QUESTION: This may have been discussed last week, but there was a joint DOD-State workshop with countries in the Lake Chad Basin region about protecting their borders, Boko Haram. Is there a readout from that workshop or any analysis on that?
MR RATHKE: I don’t have a readout of it. We, of course, have been engaged with countries around the Lake Chad Basin and more generally to support their ability to defend their borders. We’ve also been engaged with them in support of the fight against Boko Haram. I can take a look and see if we have any specifics on the outcomes of that meeting.
Okay. Nicolas and then we’ll see if we have anything more to wrap up.
MR RATHKE: Mm-hmm.
QUESTION: The British newspaper The Guardian has a story saying that a independent commission founded by the U.S., the EU, and the UK has produced enough evidence to prosecute Bashar al-Assad and 20 people around him before a war crime tribunal. So are you aware of this report, and would you welcome such a move?
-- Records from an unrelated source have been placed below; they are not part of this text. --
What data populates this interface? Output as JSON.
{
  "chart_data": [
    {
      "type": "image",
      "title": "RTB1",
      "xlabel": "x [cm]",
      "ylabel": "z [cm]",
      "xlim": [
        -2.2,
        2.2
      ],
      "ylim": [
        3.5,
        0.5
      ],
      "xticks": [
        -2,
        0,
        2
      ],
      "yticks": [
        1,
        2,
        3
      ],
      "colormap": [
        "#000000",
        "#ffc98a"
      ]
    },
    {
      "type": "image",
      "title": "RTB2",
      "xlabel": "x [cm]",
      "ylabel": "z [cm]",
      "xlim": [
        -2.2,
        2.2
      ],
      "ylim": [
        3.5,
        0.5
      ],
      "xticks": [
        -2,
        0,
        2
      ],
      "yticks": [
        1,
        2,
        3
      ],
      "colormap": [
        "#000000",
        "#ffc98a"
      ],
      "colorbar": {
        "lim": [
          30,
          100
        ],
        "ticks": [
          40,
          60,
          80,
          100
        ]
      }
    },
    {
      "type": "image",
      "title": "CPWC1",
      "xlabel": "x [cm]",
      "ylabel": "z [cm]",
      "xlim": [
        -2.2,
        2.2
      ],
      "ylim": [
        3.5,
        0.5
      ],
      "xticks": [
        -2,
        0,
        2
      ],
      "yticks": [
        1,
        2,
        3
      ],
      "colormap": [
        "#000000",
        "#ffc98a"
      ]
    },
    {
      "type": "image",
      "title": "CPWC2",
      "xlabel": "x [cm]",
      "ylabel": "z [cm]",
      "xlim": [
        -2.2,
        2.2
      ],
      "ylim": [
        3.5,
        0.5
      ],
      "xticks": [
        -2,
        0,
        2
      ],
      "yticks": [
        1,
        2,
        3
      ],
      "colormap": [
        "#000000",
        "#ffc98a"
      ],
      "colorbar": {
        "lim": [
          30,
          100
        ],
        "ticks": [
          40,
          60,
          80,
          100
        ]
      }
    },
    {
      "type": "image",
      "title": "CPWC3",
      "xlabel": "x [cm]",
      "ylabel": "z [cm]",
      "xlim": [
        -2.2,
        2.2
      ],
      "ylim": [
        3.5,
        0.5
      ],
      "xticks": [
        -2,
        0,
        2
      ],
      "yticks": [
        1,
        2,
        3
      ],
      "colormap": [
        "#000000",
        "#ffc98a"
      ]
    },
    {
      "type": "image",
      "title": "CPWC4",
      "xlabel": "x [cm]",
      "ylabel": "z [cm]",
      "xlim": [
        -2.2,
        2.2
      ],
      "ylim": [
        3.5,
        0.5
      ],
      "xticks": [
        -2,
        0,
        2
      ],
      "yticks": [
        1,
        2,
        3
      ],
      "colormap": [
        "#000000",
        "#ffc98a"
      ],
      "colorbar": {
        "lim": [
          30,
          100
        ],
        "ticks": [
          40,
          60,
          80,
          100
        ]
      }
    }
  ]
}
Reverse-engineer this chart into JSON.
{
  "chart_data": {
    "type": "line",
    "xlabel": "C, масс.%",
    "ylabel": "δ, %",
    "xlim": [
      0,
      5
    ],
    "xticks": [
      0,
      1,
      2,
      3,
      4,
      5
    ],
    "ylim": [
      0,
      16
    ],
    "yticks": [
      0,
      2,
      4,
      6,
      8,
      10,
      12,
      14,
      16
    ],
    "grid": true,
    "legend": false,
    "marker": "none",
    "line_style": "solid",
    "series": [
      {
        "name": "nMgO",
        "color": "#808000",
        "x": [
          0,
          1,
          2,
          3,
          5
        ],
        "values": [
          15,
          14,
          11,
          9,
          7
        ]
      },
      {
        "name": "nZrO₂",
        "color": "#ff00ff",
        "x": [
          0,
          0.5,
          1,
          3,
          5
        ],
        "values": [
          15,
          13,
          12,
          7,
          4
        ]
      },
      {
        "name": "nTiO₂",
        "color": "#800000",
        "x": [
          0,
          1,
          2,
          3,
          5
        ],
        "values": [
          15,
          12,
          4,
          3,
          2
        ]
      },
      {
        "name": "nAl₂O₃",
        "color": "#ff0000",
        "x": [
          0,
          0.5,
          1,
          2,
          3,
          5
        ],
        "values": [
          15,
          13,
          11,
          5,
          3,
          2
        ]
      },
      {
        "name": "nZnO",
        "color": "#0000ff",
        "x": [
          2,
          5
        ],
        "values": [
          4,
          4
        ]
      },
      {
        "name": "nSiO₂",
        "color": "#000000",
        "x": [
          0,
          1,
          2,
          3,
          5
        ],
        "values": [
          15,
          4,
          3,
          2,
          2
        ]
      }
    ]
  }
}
MR RATHKE: Well, I wasn’t aware of that report, so I don’t have a comment on it. But I think our point of view on Assad and his having lost his legitimacy has been clear for some time. So we certainly don’t see a future for him in Syria, and I think our point of view on that hasn’t changed.
All right. Thank you.
QUESTION: Thank you.
(The briefing was concluded at 1:46 p.m.)